Fri Apr 30 13:08:26 CEST 2021

Hi,

I am looking into getting rid of our custom patches for ltp.
One of these patches fixes the problem, that the timeout sleep process 
is orphaned, if the test does not timeout.

The kill code is not working as expected, because it only kills the 
shell process spawned by "sleep $sec && _tst_kill_test &".
We are running single ltp tests using robot framework and robot waits 
until all processes of session have finished.

This can also be seen by piping the output of a testrun into cat (eg. 
with timeout02.sh from newlib_test/shell):
$ time sh -c './timeout02.sh >/dev/null | cat'
timeout02 1 TINFO: timeout per run is 0h 0m 2s
timeout02 1 TPASS: timeout 2 set (LTP_TIMEOUT_MUL='1')

[snip]

real    0m2,011s

The test does nothing, and completes in < 100ms. This can be seen 
without piping through cat:

time sh -c 'PATH="$PWD:$PWD/../../../testcases/lib/:$PATH" ./timeout02.sh'
timeout02 1 TINFO: timeout per run is 0h 0m 2s
timeout02 1 TPASS: timeout 2 set (LTP_TIMEOUT_MUL='1')

[snip]

real    0m0,010s

I am not sure what the best approach for fixing these sleep orphans is. 
Out patch uses "set -m" around the start of the timer, this makes most 
of the shells create a new process group, but it failed (at least did 
not work) in zsh.

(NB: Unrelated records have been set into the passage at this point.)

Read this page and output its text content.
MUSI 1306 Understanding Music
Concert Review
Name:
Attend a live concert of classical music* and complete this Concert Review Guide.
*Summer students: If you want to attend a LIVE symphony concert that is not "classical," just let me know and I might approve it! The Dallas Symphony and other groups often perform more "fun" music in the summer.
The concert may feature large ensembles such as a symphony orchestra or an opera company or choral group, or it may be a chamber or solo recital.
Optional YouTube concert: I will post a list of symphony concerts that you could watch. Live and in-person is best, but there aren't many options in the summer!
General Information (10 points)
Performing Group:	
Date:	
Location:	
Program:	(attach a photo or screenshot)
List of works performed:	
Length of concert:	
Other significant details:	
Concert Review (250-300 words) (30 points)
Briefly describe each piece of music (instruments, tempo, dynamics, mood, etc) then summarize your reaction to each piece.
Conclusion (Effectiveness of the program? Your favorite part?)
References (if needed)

The killing of the timeout process is then changed to 
kill the process group (kill -- -$_tst_setup_timer_pid).
This works fine at least for some shells.

The only way to fix this really portable I can think of is moving the 
timeout code (including the logic in _tst_kill_test) into c code. This 
way there would only be one binary, that can be killed flawlessly.

Do you have any other idea or do you think this "bug" is not relevant 
enough to be fixed?

Thanks,
Joerg